Tulum rose during the Post-Classic Mayan period around 1200 A.D. Its location contributed a lot to its rise, but it also caused its decline. Because it is near the sea, it was among the first to be conquered when the Spanish conquistadores invaded from the sea. Today, however, many of Tulum’s architecture still stand to give visitors a glimpse of its glory in the past.
One of the largest and oldest Mayan cities, Coba is still halfway through being excavated and discovered.
It flourished in 600 A.D. and fell as Chichen Itza rose when it was conquered by the latter. However, excavations reveal that it was once a very rich state.
One of the biggest factors in the success of Coba as a city were the lakes that surrounded it. Unlike other cities, it had an abundance of water, which during its time was very important to any place.
Because of this, the citizens of Coba were way advanced in their agriculture. They were also able to build great pyramids, as well as a system of roads that connected the entire area.
So far, some of the structures already uncovered in Coba are the Castillo (a huge pyramid) and the Nohoch Mul (a huge and classic temple). There is much more to discover in the site, and the visitors of this place are given a glimpse of the way the excavation process is being done.
Known as the city of twin pyramids, Calakmul is one of the largest Mayan cities during its time.
It rose between the pre-classic and the classic Mayan era and, if excavations are to be based on, is one of the prominent capitals in the region.
It covers approximately 42 square miles, and the area contains almost 7000 different architectural structures.
The site is a bit challenging to reach, being located in the Calakmul Biosphere Reserve, which is known as one of the last remaining rainforests in the Yucatan area. It is distinguished from its neighboring Mayan sites by the great number of stelae or Mayan monuments found in the site—approximately 100 stelae that depict different images.
Most of them show what look like local rulers in rich garb, standing on top of their prisoners. Among the other features found in the sites are a tomb filled with rich offerings, remains of what look like high-ranking captives, as well as a calendar glyph that show dates between 500 and 850 A.D., evidences showing the power of Calakmul during its time.
Called the road of the serpent, the city is considered the capital of the Rio Bec region during its time.
It was a military and political control place, a powerful city that existed for a long period of time.
So far, the known area of Becan covers more than 60 acres, but it might be even bigger because its boundaries have not yet been established. What is known based on what has been excavated so far is that it is built from limestone.

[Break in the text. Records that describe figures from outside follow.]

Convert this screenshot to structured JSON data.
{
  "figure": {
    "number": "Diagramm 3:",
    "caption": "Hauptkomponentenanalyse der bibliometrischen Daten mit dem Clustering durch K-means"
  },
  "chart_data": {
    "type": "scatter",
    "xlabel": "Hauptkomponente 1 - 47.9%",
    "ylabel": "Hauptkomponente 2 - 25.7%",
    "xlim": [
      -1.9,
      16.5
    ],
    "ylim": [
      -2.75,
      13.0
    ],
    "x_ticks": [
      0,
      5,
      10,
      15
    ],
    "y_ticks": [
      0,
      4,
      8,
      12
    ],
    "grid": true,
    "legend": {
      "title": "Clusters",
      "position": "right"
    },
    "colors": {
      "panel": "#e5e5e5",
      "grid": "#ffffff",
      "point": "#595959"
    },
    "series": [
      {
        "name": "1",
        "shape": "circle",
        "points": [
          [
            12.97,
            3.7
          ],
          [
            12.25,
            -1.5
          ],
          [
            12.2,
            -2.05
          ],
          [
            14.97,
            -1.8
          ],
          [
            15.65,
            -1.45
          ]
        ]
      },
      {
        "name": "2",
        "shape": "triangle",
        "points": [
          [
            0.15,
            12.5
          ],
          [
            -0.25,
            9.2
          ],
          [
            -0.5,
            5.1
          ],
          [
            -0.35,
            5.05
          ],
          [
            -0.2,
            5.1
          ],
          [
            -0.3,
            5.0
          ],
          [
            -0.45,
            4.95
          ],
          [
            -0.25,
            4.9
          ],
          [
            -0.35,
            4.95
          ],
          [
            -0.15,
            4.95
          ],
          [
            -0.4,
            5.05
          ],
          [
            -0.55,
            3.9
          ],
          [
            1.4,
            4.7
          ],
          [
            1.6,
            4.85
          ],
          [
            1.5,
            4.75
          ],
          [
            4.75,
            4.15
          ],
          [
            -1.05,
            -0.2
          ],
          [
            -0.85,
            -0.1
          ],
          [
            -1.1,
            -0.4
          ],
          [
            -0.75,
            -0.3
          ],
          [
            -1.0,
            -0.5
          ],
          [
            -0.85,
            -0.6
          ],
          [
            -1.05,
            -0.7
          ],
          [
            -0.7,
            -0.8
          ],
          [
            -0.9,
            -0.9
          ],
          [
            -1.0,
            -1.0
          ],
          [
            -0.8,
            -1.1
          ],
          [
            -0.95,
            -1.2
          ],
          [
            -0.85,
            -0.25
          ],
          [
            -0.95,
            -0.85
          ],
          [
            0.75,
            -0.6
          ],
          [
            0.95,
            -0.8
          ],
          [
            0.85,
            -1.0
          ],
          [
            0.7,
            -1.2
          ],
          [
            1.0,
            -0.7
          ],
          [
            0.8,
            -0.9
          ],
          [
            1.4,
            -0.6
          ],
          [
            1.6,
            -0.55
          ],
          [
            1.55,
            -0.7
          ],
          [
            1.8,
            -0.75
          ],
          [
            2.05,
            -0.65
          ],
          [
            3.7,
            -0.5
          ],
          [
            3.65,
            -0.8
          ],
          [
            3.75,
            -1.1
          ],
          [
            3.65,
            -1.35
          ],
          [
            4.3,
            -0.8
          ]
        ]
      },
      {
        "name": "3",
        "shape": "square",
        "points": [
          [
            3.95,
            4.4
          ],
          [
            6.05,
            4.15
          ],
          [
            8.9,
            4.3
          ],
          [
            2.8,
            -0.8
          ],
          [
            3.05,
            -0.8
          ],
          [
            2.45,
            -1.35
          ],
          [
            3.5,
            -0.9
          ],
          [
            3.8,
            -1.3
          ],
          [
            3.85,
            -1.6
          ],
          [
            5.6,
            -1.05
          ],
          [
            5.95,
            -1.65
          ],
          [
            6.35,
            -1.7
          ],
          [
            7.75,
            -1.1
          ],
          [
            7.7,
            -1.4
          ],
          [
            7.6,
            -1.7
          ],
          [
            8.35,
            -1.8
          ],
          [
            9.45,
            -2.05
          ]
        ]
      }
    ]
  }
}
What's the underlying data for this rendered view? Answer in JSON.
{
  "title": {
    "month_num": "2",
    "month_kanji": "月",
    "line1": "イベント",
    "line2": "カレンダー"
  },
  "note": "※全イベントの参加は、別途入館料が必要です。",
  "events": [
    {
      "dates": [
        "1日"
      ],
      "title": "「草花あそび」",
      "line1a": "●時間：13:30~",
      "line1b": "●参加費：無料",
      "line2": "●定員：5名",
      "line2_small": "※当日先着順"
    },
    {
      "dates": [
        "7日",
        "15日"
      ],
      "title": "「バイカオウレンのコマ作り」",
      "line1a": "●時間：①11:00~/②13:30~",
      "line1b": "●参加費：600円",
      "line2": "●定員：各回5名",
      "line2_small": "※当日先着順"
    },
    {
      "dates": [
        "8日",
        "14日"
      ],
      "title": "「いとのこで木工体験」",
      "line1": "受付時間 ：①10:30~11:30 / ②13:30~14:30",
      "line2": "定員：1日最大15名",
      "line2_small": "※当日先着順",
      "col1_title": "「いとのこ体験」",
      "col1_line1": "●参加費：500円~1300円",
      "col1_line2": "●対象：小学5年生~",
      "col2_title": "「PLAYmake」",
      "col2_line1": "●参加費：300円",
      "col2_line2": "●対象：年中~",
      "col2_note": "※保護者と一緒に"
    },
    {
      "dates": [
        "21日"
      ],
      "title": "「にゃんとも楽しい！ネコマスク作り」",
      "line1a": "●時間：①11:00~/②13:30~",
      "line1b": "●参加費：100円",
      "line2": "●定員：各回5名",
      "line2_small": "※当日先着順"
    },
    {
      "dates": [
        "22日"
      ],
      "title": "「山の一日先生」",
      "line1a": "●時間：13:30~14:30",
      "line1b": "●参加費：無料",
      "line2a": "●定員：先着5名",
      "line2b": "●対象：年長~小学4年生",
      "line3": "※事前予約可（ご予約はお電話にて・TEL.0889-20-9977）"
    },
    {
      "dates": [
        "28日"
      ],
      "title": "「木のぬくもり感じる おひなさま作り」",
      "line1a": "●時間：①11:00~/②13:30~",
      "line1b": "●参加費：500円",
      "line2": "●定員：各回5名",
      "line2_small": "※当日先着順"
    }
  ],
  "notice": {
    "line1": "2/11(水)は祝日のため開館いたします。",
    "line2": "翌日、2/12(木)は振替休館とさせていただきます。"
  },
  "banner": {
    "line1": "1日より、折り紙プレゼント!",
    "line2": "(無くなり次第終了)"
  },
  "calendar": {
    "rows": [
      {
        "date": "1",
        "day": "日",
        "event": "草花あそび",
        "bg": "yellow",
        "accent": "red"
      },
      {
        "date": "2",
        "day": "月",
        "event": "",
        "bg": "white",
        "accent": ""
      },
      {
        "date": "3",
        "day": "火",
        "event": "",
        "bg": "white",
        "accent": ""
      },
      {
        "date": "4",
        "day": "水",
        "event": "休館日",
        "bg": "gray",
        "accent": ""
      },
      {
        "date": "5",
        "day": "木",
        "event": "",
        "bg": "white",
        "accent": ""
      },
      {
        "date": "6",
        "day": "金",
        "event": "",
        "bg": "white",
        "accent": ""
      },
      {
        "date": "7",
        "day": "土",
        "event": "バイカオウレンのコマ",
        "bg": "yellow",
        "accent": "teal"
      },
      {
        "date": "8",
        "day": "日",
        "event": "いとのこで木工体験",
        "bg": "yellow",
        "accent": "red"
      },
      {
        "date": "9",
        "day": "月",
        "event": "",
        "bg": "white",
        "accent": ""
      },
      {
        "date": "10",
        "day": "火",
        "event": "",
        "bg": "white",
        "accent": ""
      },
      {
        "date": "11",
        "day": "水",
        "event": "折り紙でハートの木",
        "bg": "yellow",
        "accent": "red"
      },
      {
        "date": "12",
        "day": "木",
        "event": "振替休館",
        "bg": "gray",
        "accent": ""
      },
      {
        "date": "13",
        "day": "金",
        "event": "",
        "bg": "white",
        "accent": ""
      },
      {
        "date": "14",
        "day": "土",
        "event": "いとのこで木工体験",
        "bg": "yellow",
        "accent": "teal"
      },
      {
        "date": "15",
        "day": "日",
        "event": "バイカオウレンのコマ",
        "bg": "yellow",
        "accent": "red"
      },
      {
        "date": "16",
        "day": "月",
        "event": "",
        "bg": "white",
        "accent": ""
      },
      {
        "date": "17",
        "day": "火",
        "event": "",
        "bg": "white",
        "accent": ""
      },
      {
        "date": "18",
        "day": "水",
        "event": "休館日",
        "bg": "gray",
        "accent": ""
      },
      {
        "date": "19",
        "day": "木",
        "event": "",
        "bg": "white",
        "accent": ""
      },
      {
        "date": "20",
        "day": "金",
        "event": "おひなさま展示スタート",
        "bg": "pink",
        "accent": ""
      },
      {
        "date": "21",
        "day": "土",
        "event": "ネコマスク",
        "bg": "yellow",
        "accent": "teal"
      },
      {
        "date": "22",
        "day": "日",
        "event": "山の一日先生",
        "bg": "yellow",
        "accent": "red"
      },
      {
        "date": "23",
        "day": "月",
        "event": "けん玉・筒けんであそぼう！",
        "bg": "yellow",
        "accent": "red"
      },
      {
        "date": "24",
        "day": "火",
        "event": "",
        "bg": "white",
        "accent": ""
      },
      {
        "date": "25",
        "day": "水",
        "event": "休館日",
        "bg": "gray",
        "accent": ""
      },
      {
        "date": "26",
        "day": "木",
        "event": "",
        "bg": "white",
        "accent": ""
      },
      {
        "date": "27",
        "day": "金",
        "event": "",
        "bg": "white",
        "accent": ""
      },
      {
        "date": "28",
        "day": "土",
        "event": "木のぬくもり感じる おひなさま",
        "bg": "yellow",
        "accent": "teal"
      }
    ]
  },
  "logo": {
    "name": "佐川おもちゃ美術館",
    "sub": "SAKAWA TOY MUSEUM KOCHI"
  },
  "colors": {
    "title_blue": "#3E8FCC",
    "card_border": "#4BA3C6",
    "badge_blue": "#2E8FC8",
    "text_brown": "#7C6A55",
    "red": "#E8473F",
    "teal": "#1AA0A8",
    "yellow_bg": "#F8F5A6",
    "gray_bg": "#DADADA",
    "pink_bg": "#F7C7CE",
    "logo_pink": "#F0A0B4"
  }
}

A moat circles the center of the city, and it might have been protected by a wall once—with remains of a wall still standing today, some parts as high as 11 feet. The moat is especially distinguished because it is not a common feature in neighboring Mayan cities.
Covering around 21 acres of land, this site is still largely unexcavated. It is still surrounded by rainforest, and its many mounds are yet to be explored.
However, based on what was already uncovered, it is evident that the site is elaborately built and designed.
All the pyramids, courtyards, and other structures were well engineered. There was even a drainage system that leads into a cistern for collecting rainwater.
Based on the excavations, it appears the city was once used as a stop of traders heading to neighboring areas. It flourished around 500 A. D., although it already appears inhabited as early as 200 A.D.
There is a central plaza surrounded by pyramids, as well as a pyramid built in honor of the gods—the Pyramid of the Masks. Much is yet to be uncovered in this site to truly see its past.